Chaque nouvelle génération d’historiens de l’art se pose la question de savoir si elle veut continuer d’écrire ce qui a déjà été dit ou porter un regard neuf sur le passé et découvrir d’autres chemins, d’autres ruptures, d’autres temps forts. L’histoire de l’art est à bien des égards une forêt immense, parcourue d’innombrables sentiers, dont certains sont tant et tant arpentés qu’on en a oublié les autres.
Par chance, Dorothee Gerkens ne les a pas oubliés. Dans sa thèse de doctorat, qui vient d’être publiée, elle traite d’un sujet surprenant : les elfes dans la peinture anglaise du XIXe siècle. Au moment même où, en Europe continentale et surtout en France, l’avant-garde entamait sa marche triomphale, où les scènes urbaines, les paysages vibrants, les bars, les nus féminins et les gares dominaient la peinture, la représentation d’êtres frêles avec des ailes d’insectes devenait en Angleterre un genre très prisé. Gerkens s’interroge sur ce phénomène et en donne une explication étonnante.

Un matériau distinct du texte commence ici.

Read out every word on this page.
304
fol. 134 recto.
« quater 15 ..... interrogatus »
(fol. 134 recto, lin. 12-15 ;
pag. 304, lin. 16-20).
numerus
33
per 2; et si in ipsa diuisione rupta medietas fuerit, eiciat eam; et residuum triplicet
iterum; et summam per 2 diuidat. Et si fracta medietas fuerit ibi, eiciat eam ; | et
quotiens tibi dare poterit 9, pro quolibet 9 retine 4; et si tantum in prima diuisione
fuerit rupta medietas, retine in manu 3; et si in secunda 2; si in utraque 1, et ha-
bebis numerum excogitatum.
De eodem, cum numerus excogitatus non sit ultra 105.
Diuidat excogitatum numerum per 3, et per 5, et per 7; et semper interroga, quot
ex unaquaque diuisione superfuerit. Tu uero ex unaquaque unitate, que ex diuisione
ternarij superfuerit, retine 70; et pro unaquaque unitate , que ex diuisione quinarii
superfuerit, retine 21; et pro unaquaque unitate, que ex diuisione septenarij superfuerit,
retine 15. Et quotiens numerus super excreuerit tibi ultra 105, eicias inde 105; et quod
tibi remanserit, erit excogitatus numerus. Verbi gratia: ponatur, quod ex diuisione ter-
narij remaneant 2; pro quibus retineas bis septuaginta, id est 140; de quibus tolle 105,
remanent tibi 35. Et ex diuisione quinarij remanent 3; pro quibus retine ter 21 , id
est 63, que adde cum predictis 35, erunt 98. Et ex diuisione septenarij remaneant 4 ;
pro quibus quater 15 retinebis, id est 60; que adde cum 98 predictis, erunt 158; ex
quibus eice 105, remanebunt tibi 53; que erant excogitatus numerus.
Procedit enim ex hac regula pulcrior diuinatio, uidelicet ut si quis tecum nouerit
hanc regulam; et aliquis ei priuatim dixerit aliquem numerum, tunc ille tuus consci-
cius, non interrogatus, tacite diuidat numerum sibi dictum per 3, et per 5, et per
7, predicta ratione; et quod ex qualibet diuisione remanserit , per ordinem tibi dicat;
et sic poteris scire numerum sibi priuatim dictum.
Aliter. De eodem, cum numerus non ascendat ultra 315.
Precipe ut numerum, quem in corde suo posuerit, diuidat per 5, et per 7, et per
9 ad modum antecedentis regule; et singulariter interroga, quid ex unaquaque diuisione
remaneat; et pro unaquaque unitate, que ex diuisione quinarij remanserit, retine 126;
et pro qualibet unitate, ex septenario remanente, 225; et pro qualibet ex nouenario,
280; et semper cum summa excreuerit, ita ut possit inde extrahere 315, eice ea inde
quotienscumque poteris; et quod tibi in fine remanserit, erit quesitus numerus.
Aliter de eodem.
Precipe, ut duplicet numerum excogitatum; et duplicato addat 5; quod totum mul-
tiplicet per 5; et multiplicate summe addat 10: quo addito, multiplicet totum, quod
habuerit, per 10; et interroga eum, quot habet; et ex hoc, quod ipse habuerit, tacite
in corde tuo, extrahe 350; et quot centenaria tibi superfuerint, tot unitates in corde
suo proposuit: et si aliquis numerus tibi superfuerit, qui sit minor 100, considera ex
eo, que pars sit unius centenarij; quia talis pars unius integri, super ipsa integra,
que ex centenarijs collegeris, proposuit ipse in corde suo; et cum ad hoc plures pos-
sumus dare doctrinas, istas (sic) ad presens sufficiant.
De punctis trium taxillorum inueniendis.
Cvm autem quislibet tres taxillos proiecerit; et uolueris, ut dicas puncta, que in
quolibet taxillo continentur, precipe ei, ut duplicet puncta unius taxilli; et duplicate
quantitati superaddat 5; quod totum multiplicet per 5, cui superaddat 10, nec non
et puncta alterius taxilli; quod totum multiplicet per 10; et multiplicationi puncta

Pour comprendre, il faut d’abord revenir sur la manière dont on classait jusqu’à présent la représentation des elfes dans l’histoire de l’art. Gerkens évoque l’essai de Jeremy Maas, paru en 1969, qui a le mérite d’avoir le premier vu là un genre à part entière (1), mais le tort de s’être contenté d’une explication rapide : la peinture d’elfes reflétait, selon lui, l (...)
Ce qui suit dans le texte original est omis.